Ritika Passi, Constantino Xavier, Harinder Sidhu

Chair: Rory Medcalf

4.30-6pm

Repairing our climate

Short presentation - What is the science telling us about climate change today? Is the reality of climate change matching the forecasts of climate change modelling, or is change outstripping our models Panel discussion - In the lead up to COP 26 in Glasgow In November, what is the outlook for global climate change action? Will a new President in the United States and net zero commitments by Australia's other top trading partners like China, Japan and South Korea - change the international climate change dynamic and renew global climate change ambition? Nearly two years on from the first known cases of COVID-19, has the reality of a green renewal for climate matched the rhetoric? What foreign and domestic policy choices face Australia on climate change now and into the medium term?
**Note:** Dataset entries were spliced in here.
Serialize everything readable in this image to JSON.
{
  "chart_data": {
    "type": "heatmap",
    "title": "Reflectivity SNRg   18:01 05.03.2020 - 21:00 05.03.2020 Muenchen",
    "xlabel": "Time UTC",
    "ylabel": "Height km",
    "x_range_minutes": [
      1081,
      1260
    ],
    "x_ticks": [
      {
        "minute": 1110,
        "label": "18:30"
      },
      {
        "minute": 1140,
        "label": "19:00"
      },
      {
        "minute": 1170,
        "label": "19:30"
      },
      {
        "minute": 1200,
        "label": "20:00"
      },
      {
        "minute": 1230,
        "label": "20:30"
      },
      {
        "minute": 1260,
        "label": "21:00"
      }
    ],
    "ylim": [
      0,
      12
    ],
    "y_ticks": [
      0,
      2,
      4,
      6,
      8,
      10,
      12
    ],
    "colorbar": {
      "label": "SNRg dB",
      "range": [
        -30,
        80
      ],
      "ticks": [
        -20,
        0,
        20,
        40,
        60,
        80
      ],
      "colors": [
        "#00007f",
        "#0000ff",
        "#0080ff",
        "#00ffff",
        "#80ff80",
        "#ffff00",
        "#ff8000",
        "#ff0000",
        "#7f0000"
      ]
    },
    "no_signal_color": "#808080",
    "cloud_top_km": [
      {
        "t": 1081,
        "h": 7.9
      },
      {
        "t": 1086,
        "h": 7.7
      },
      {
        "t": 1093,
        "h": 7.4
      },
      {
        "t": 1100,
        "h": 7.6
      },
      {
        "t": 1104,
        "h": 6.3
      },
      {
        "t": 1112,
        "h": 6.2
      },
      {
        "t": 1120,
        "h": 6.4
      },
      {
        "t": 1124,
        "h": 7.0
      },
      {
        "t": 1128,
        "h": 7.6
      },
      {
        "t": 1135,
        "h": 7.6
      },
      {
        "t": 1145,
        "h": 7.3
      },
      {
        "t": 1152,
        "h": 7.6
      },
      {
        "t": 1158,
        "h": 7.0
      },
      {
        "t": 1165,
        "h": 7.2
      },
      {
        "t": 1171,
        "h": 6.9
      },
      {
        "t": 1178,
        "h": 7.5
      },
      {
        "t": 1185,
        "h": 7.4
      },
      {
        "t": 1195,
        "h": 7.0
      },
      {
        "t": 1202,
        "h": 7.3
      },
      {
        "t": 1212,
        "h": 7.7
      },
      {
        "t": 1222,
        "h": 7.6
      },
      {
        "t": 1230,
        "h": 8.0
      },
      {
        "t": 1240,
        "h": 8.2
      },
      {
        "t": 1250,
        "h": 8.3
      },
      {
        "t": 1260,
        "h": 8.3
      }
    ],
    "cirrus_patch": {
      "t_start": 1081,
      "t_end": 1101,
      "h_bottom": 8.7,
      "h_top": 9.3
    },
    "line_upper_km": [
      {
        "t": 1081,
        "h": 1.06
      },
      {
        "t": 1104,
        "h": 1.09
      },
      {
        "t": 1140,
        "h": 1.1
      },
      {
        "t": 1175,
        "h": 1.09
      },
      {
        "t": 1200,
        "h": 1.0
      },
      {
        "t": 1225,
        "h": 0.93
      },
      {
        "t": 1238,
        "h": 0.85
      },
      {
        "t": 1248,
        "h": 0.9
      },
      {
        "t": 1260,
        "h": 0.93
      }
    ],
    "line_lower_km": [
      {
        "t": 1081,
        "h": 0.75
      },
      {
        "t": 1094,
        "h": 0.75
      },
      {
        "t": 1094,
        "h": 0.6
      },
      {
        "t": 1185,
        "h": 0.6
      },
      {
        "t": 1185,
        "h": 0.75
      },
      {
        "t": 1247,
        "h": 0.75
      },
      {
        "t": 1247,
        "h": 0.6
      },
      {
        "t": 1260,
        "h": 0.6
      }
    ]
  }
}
Jo Evans, Mark Howden, Emma Herd, Arunabha Ghosh, Selwin Hart

Chair: Howard Bamsey

8pm

JG Crawford Oration

His Excellency Subrahmanyam Jaishankar will provide India’s perspective on the Indo-Pacific and India-Australia relations at a time of strategic change, heightened major power contestation, and rising economic and human toll from the COVID-19 pandemic.

   

Dr Jaishankar will also join the University’s chancellor, the Hon Julie Bishop, in conversation after his address.